Without AI, we probably would see similar employment trends in tech and note it as a "correction". With LLM in the mix, it becomes hard to say how much is genuine shift to LLM to take care of things or LLM as a rationalization to get rid of the tech workforce the companies probably didn't need to hire up so much in the first place. Can certainly say which option generates more clicks though...

Comment Re:Leftism + Lack of ROI (Score 3, Insightful) 92

Note this was mostly a simple demographic observation being written about, *not* about relative popularity of university among the populace.

It's not that there are the same number of high school students but fewer want university, it's just that not nearly as many people were born.

Since the housing crash, domestic stability has eluded so much of the population that you would count on to have children.

So particularly the cost management is certainly something to watch, but your deeper problem is just that society is failing to instill confidence in the people that they can support themselves and children.

Comment Re:Make lowball offer. Slap on paint. (Score 2) 47

I looked at some houses, and the Opendoor ones were just sad travesties.

What was likely nice wood grain cabinetry just blasted with paint. Just sprayed on and painted all the doors shut. Same for handrails, which felt horrible to touch. Nice grain patterns replaced with light beige wall paint. Looking deeper, they never fixed anything that I would have considered important, just made things worse with new paint without regard for the thing being painted. I think they were more valuable before they had it screwed over.
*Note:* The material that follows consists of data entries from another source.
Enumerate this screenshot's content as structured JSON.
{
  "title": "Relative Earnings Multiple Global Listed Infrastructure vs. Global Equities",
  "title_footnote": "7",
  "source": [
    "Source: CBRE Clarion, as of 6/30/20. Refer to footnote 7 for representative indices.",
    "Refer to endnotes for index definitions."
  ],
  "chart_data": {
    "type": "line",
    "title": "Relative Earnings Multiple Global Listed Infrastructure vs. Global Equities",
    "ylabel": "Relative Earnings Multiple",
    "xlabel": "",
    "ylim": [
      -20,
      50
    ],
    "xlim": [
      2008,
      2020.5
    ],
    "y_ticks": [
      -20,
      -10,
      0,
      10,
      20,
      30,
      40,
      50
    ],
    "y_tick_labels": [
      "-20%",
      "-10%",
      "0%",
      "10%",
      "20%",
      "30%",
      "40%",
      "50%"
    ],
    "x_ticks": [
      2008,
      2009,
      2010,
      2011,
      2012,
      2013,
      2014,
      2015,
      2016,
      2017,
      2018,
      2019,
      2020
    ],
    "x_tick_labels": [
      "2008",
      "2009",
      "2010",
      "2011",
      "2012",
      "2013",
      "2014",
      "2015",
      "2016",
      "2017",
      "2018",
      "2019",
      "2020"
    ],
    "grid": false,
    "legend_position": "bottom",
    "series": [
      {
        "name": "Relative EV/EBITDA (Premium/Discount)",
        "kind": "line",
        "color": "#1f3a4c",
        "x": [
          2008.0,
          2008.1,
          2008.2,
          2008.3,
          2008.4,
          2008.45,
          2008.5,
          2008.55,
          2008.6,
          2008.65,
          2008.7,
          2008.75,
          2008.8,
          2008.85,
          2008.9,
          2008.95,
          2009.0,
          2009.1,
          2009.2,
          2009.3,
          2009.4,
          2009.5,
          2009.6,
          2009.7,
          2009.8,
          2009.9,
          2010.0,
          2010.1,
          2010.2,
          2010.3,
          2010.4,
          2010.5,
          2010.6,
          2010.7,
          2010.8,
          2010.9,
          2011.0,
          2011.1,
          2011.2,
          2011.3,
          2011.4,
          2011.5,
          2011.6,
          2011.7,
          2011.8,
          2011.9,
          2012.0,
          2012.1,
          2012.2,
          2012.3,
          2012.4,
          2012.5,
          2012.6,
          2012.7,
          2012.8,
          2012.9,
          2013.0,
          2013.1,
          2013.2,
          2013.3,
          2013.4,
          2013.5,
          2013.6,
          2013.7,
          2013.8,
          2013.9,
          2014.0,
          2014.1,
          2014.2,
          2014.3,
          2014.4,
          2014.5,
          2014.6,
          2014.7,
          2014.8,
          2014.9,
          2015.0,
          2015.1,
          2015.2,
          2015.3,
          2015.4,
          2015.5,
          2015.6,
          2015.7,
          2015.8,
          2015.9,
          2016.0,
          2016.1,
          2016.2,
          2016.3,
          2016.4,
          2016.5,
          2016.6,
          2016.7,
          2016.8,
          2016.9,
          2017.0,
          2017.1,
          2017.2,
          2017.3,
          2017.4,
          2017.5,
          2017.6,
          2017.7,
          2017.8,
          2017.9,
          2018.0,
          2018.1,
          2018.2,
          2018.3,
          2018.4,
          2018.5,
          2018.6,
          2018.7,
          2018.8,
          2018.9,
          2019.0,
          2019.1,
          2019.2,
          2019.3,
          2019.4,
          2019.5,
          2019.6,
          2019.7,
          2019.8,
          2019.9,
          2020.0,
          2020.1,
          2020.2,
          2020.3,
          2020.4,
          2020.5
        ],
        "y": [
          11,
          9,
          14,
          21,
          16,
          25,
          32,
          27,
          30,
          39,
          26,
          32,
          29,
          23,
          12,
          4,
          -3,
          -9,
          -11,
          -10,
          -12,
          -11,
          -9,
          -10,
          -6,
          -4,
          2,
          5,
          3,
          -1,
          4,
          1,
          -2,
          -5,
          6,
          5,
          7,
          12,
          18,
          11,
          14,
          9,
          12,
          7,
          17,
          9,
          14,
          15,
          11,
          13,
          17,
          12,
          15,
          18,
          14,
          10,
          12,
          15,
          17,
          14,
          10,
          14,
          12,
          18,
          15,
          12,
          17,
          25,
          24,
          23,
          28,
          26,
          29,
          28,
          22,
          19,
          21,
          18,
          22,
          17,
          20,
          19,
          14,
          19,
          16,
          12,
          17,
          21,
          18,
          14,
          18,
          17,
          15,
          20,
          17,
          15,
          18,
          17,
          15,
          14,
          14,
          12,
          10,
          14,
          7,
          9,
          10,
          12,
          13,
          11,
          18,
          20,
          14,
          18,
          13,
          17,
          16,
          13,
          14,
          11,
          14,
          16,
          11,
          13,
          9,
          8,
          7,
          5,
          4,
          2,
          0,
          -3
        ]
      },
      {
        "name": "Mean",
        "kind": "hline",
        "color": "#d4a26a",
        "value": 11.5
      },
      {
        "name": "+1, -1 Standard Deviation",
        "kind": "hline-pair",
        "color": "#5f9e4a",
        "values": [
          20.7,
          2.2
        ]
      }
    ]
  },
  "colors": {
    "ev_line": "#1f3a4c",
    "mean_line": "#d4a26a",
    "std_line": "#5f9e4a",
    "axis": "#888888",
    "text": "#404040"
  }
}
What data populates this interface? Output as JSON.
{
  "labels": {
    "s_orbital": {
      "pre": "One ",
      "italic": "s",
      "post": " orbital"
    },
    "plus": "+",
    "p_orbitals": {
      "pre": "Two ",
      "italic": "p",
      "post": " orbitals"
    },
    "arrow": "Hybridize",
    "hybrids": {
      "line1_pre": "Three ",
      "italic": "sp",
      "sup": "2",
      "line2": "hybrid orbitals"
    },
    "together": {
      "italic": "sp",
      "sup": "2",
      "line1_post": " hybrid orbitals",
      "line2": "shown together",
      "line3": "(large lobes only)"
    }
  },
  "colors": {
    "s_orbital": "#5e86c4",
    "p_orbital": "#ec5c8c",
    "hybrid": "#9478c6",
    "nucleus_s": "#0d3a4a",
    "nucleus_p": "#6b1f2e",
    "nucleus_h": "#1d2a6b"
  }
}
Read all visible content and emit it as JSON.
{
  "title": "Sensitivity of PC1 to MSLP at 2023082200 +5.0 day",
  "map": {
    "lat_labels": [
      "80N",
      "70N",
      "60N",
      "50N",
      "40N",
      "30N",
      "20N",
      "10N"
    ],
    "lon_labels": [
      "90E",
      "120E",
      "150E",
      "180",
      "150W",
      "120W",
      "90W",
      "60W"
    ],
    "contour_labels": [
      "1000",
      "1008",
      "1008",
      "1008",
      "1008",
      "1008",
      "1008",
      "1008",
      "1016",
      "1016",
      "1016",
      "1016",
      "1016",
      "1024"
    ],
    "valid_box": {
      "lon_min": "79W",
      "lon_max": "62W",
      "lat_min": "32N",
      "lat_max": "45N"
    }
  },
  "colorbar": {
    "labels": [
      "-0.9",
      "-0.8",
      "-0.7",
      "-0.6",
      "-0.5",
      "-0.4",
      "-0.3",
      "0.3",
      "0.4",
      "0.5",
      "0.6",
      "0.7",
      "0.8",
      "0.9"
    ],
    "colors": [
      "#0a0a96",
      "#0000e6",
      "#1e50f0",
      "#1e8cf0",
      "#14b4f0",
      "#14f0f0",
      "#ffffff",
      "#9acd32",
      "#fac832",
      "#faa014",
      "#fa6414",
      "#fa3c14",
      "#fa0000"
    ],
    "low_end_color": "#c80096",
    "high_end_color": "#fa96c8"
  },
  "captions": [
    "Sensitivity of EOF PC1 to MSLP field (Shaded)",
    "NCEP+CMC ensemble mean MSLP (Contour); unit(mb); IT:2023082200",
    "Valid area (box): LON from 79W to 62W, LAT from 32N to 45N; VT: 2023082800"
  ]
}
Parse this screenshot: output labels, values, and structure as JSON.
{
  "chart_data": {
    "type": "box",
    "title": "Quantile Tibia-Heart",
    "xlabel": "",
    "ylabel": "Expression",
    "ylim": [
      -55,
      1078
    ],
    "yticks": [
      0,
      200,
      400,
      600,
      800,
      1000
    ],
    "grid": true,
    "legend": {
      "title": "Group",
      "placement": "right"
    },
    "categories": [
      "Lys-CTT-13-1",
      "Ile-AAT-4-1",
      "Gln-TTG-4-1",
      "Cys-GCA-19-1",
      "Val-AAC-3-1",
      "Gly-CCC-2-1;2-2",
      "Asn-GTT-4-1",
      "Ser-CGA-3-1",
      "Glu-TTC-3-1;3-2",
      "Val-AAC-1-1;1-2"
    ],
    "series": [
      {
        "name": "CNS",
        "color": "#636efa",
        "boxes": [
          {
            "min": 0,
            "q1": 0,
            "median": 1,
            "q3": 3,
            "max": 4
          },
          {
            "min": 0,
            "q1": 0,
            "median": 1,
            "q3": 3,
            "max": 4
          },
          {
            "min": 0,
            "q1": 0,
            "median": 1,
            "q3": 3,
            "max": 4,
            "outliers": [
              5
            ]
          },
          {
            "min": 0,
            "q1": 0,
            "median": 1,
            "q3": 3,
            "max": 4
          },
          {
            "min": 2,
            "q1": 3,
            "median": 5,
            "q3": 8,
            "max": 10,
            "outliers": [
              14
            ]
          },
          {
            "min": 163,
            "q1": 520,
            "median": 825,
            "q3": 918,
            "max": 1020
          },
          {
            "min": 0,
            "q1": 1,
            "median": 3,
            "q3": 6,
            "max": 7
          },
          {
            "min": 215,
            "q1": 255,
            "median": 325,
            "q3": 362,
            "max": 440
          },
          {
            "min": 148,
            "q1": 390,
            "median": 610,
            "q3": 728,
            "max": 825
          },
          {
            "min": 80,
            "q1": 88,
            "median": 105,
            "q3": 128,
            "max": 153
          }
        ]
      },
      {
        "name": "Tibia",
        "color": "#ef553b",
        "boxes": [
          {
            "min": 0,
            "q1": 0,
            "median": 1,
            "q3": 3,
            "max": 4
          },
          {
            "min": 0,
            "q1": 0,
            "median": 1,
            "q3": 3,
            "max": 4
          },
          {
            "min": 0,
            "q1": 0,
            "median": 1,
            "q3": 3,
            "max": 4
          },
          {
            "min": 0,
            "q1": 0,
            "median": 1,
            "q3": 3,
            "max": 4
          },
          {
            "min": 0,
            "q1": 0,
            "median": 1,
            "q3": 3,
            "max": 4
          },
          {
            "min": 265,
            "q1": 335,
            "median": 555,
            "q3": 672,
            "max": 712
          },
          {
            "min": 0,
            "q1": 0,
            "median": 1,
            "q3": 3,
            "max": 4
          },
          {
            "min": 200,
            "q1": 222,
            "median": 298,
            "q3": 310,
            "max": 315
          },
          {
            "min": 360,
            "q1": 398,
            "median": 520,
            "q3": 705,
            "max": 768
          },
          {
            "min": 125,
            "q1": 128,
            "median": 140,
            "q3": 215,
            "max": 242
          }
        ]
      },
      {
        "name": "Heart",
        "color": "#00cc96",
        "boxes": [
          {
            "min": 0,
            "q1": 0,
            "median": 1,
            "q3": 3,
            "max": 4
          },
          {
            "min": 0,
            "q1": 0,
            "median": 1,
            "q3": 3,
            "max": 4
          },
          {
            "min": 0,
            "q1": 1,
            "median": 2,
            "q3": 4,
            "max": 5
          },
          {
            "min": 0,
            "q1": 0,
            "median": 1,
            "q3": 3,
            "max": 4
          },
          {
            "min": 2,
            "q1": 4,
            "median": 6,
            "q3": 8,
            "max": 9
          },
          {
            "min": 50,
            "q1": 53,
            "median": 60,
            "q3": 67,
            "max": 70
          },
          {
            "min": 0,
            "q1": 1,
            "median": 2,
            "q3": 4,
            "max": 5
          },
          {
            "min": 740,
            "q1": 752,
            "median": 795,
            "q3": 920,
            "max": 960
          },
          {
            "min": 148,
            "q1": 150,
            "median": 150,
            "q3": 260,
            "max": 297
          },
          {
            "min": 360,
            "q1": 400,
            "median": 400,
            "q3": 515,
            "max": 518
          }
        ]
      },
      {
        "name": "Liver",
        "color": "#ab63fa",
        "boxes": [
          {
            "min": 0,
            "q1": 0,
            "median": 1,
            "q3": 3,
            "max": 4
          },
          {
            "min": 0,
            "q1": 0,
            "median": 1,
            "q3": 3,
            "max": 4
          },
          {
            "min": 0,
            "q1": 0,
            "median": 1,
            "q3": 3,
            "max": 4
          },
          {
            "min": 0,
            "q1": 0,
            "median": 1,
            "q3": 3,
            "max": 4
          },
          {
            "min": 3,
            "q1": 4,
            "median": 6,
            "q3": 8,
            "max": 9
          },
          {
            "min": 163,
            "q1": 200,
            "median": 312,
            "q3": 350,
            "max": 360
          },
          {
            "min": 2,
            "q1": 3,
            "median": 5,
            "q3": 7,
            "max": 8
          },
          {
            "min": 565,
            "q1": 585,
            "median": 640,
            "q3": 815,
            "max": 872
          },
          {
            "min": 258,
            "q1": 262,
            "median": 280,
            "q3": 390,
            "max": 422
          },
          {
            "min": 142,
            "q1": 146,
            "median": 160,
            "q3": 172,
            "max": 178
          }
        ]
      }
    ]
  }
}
Comment Re:we own all feathers! (Score 1) 78

Changing a feather to a leaf seems a weird thing to consider harmful. A leaf is supremely uncontroversial and it's not like the feather was somehow core to why anyone should, even in theory, care about the ASF.

I don't know but *suspect* the people that were concerned would have been sufficiently satisfied by removing "Apache" and ignoring the feather, hence my theory that it's probably more reaction than was strictly called for.

I'm not exactly sure about the 'real' problem in this front. In my opinion the closest thing to a 'real' problem is that the foundation hasn't really had a specific meaning in a couple of decades.

Comment Re:that makes sense (Score 4, Interesting) 78

I could see HTTP/3 as a bit more of a tricky thing for Apache. Other servers largely declined to have 'in-server' extensions and they get more freedom with how they treat network sockets.

Apache has a lot more things that are implemented as fairly intrusive extensions, and I could imagine a change from TCP to UDP being a more difficult thing to navigate.

If you have need of some of those, HTTP/3 is probably a broader problem for you anyway. If you don't need those extensions, then switching to something like nginx isn't a huge burden, and the default performance in nginx tends to be better than apache except for some of those select extensions.

But the ASF barely cares about Apache. It was the kindling to spark a 'foundation' when 'LAMP' was all the rage, but now it has next to nothing to do with anything they bother to think about and only remains as a residual brand from their heyday of the 90s to early 2000s.